There's a 7.5 year age gap between my sister and me and there haven't been any problems really. When she was 3 ans I was 10 or 11 then I just enjoyed looking after her. By the time she was about 7 my friends and I used to enjoy running her birthday parties

When she was a teenager I found her more annoying but was at university by then. Now we are 34 and 26 and get on really well together.

WolverineInMarigolds · 11/04/2010 10:29

Just to add my two pennyworth . I now have 3 DD's. When DD3 was born, DD1 was nearly 8 and DD2 was 3.5. They all get on really well (most of the time).

DD1 loves DD3 and wants to 'mother' her all the time.
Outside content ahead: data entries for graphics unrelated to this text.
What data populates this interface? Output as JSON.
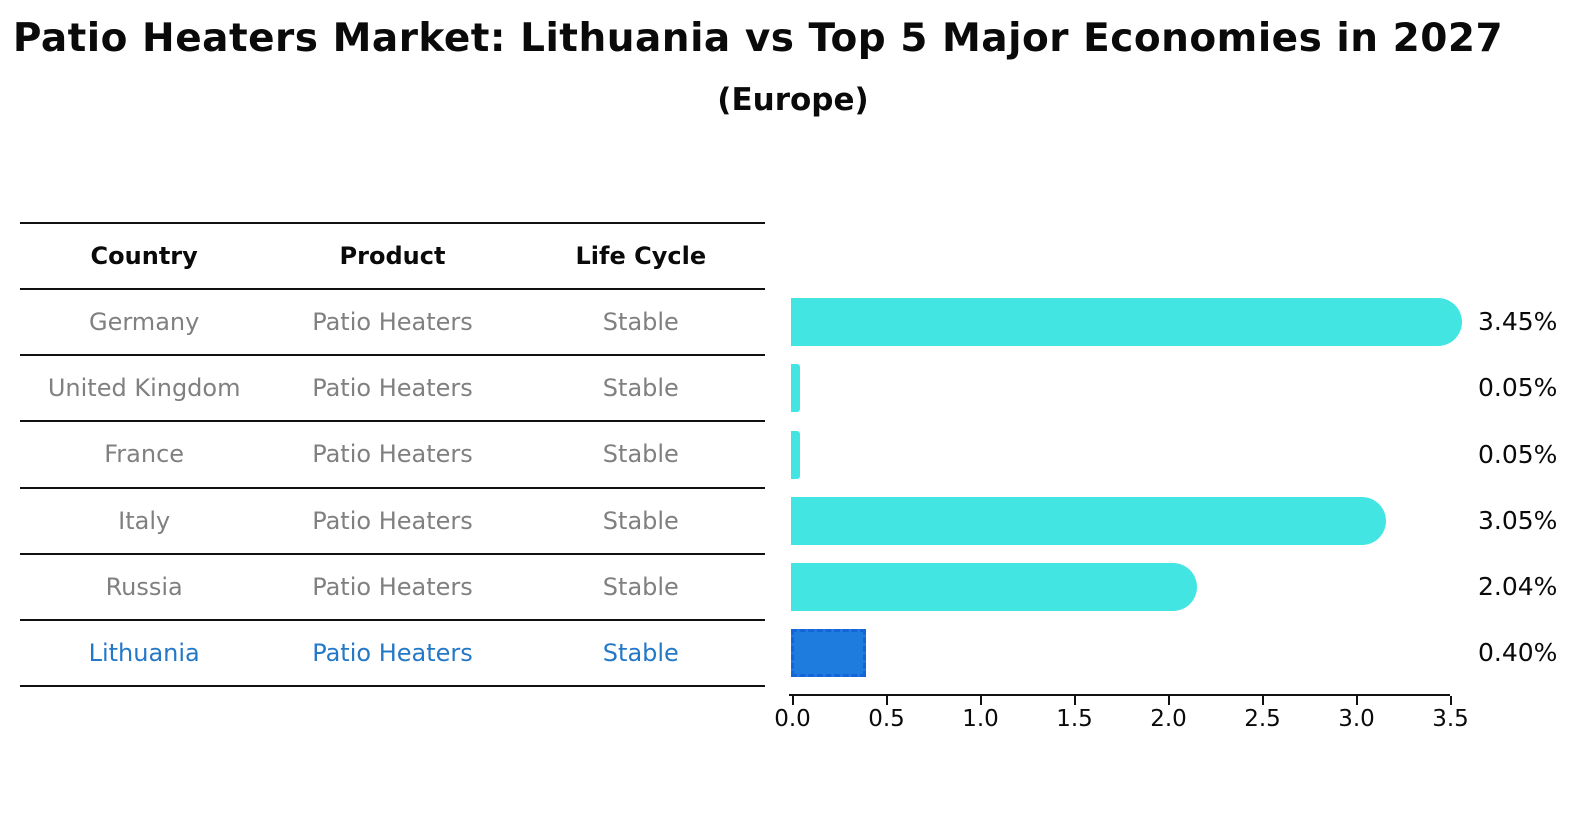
{
  "title": "Patio Heaters Market: Lithuania vs Top 5 Major Economies in 2027",
  "subtitle": "(Europe)",
  "table": {
    "headers": [
      "Country",
      "Product",
      "Life Cycle"
    ],
    "rows": [
      {
        "country": "Germany",
        "product": "Patio Heaters",
        "life_cycle": "Stable",
        "value_label": "3.45%",
        "highlight": false
      },
      {
        "country": "United Kingdom",
        "product": "Patio Heaters",
        "life_cycle": "Stable",
        "value_label": "0.05%",
        "highlight": false
      },
      {
        "country": "France",
        "product": "Patio Heaters",
        "life_cycle": "Stable",
        "value_label": "0.05%",
        "highlight": false
      },
      {
        "country": "Italy",
        "product": "Patio Heaters",
        "life_cycle": "Stable",
        "value_label": "3.05%",
        "highlight": false
      },
      {
        "country": "Russia",
        "product": "Patio Heaters",
        "life_cycle": "Stable",
        "value_label": "2.04%",
        "highlight": false
      },
      {
        "country": "Lithuania",
        "product": "Patio Heaters",
        "life_cycle": "Stable",
        "value_label": "0.40%",
        "highlight": true
      }
    ]
  },
  "chart_data": {
    "type": "bar",
    "orientation": "horizontal",
    "title": "Patio Heaters Market: Lithuania vs Top 5 Major Economies in 2027",
    "subtitle": "(Europe)",
    "categories": [
      "Germany",
      "United Kingdom",
      "France",
      "Italy",
      "Russia",
      "Lithuania"
    ],
    "values": [
      3.45,
      0.05,
      0.05,
      3.05,
      2.04,
      0.4
    ],
    "value_labels": [
      "3.45%",
      "0.05%",
      "0.05%",
      "3.05%",
      "2.04%",
      "0.40%"
    ],
    "units": "percent",
    "xlim": [
      0,
      3.5
    ],
    "x_ticks": [
      "0.0",
      "0.5",
      "1.0",
      "1.5",
      "2.0",
      "2.5",
      "3.0",
      "3.5"
    ],
    "grid": "off",
    "legend": "none",
    "highlight_index": 5,
    "bar_color": "#42e5e1",
    "highlight_bar_color": "#1e7cdf",
    "highlight_bar_border_color": "#1565d8",
    "highlight_text_color": "#2478c8",
    "table_text_color": "#808080",
    "axis_color": "#111111"
  }
}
DD2 has now accepted that DD3 isn't going back(!) and they get on well together.

I don't think age gaps really matter as long as you have a stable environment where you can give each child a little bit of individual attention each day to make them still feel special. Easier said than done I know.

DD3 is now 9 months old ad the whole household is starting to settle down a lot more. First 6 months were like a rollercoaster. But I'm so glad we did it. DH and I love our three girls.

Good luck TTC.

PartialToACupOfMilo · 11/04/2010 21:13

I'm one of three girls and the middle child. There are 2.5 yrs between me and my older sister and 4.2 yrs between me and my younger sister (apparantly I was a 'difficult' baby and mum couldn't face another any sooner ). When we were little it was always me and my older sister together - I don't even remember my younger sister before she was about 4... - but by the time my younger sister was about 5 or so it was me and her together because we had more similar temperaments and liked the same things.

The only problem I know of is that I point blank refused to share anything with my younger sister to begin with and wouldn't even pass old clothes on to her, but then I would have been starting school as she arrived and I was probably just very jealous of her being the new baby at home with mum. So a 4yr age gap could be something to watch out for.